Named Graphs and Federated SPARQL Endpoints

918 views Asked by At

I recently came across the working draft for SPARQL 1.1 Federation Extensions and wondered whether this was already possible using Named Graphs (not to detract from the usefulness of the aforementioned draft).

My understanding of Named Graphs is a little hazy, save that the only thing I have gleamed from reading the specs comprises rules around the merger, non merger in relation to other graphs at query time. Since this doesn't fully satisfy my understanding, my question is as follows:

Given the following query:

SELECT ?something
FROM NAMED <http://www.vw.co.uk/models/used>
FROM NAMED <http://www.autotrader.co.uk/cars/used>
WHERE {
    ...
}

Is it reasonable to assume that a query processor/endpoint could or should in the context of the named graphs do the following:

  1. Check is the named graph exists locally

  2. If it doesn't then perform the following operation (in the case of the above query, I will use the second named graph)

    GET /sparql/?query=EncodedQuery HTTP/1.1 Host: www.autotrader.co.uk User-agent: my-sparql-client/0.1

Where the EncodedQuery only includes the second named graph in the FROM NAMED clause and the WHERE clause is amended accordingly with respect to GRAPH clauses (e.g if a GRAPH <http://www.vw.co.uk/models/used> {...} is being used).

Only if it can't perform the above, then do any of the following:

GET /cars/used HTTP/1.1
Host: www.autotrader.co.uk

or

LOAD <http://www.autotrader.co.uk/cars/used>
  1. Return appropriate search results.

Obviously there might be some additional considerations around OFFSET's and LIMIT's

I also remember reading somewhere a long time ago in galaxy far far away, that the default graph of any SPARQL endpoint should be a named graph according to the following convention:

For: http://www.vw.co.uk/sparql/ there should be a named graph of: http://www.vw.co.uk that represents the default graph and so by the above logic, it should already be possible to federate SPARQL endpoints using named graphs.

The reason I ask is that I want to start promoting federation across the domains in the above example, without having to wait around for the standard, making sure that I won't do something that is out of kilter or incompatible with something else in the future.

1

There are 1 answers

0
zakmck On

Named graph and URLs used in federated queries (using SERVICE or FROM) are two different things. The latter point to SPARQL endpoints, the named graphs are within a triple store and have the main function of separating different data sets. This, in turn, can be useful to both improve performance and represent knowledge, such as representing what is the source of a set of statements.

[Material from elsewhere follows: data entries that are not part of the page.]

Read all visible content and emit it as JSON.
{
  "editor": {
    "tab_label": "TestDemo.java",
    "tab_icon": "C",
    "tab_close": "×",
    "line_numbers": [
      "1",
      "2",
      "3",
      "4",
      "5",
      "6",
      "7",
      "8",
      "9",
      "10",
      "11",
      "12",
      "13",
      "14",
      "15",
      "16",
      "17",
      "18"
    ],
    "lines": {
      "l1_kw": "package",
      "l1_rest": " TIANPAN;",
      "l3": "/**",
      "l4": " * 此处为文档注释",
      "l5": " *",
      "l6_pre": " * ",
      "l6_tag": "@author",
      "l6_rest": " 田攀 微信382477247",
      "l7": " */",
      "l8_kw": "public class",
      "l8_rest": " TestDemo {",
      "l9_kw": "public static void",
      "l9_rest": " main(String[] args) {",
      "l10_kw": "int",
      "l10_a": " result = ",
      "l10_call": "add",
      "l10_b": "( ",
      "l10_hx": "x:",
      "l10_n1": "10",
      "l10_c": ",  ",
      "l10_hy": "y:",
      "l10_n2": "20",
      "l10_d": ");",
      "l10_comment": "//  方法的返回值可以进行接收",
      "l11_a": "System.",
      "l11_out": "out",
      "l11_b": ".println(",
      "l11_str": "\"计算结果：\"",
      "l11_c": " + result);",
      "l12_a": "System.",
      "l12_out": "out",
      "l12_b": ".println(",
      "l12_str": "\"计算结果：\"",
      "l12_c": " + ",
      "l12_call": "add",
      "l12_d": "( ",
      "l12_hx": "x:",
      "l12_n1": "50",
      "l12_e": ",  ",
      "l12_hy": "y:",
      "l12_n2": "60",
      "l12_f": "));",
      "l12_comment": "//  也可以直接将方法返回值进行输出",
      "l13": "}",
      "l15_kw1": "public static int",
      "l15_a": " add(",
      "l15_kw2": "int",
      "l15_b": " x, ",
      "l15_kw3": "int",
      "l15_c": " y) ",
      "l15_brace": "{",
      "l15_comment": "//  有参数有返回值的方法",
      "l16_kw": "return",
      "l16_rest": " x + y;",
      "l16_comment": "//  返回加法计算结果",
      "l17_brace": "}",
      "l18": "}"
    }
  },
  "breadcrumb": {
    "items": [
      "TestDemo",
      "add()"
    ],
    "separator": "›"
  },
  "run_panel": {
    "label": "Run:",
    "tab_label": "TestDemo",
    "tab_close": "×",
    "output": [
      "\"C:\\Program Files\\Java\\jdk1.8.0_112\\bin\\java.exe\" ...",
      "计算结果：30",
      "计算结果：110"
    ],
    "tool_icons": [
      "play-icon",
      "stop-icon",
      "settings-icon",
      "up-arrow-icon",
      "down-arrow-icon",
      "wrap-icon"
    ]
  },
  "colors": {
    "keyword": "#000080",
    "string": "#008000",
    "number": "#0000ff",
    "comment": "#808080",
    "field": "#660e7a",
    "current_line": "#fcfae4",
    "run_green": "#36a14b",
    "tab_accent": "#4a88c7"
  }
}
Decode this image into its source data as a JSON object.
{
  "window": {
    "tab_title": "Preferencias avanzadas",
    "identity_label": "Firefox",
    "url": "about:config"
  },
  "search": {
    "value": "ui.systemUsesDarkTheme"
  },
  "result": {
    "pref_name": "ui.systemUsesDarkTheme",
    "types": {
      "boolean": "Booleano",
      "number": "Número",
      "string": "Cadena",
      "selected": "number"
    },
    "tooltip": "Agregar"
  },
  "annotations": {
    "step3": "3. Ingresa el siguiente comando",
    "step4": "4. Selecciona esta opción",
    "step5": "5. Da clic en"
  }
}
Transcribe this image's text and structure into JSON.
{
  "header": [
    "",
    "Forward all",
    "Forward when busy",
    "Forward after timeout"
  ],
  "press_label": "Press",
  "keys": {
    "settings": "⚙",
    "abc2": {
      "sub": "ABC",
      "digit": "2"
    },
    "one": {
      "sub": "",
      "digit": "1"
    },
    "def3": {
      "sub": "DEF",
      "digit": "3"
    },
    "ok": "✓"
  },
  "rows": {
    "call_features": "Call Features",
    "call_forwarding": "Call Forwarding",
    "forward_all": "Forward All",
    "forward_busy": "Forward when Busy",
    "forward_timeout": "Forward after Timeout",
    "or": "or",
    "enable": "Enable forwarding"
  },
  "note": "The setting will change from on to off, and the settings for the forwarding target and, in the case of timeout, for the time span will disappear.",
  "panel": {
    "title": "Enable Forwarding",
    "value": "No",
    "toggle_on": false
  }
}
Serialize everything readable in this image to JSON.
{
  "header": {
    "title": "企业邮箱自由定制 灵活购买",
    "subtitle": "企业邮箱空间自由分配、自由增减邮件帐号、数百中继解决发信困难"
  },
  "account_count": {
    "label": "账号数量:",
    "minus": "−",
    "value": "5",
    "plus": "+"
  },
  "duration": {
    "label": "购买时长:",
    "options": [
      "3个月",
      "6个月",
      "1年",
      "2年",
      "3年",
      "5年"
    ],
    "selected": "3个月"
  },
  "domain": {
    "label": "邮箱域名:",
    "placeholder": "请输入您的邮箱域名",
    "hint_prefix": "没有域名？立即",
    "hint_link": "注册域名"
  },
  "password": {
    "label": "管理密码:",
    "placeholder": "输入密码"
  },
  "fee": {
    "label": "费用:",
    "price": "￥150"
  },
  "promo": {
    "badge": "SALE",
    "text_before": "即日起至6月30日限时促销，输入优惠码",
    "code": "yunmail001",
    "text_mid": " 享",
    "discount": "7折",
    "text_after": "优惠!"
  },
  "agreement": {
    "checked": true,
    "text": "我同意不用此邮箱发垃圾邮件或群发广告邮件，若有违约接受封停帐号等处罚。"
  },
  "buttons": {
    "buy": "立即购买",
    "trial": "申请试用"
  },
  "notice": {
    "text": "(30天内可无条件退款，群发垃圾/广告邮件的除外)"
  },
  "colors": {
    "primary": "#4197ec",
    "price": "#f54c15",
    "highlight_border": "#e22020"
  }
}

For instance, you might have two data sources both stating that ?movie has-rating ?x and you might want to know which source is stating which rating, in this case you can use two named graphs associated to the two sources (e.g., http://www.example.com/rotten-tomatoes and http://www.example.com/imdb). If you're storing both data sets in the same triple store, probably you will want to use NGs, and remote endpoints are a different thing. Furthermore, the URL of a named graph can be used with vocabularies like VoID to describe a dataset as a whole (eg, the data set name, where and when the triples are imported from, who is the maintainer, user licence). This is another reason to partition your triple store into NGs.

That said, your mechanism to bind NGs to endpoint URLs might be implemented as an option, but I don't think it's a good idea to have it as mandatory, since managing remote endpoint URLs and NGs separately can be more useful.

Moreover, the real challenge in federated queries is to offer endpoint-transparent queries, making the query engine smart enough to analyse the query and understand how to split it and perform partial queries on the right endpoints (and join the results later, in an efficient way). There is a lot of research being done on that, one of the most significant results (as far as I know) is FedX, which has been used to implement several query distribution optimisations (example).

Last thing to add, I vaguely remember the convention that you mention about $url, $url/sparql. There are a couple of approaches around (e.g., LOD cloud). That said, in most nowadays triple stores (e.g., Virtuoso), queries that don't specify a named graph (don't use GRAPH) work in a way different than falling into a default graph case, they actually query the union of all named graphs in the store, which is usually much more useful (when you don't know where something is stated, or you want to integrate cross-graph data).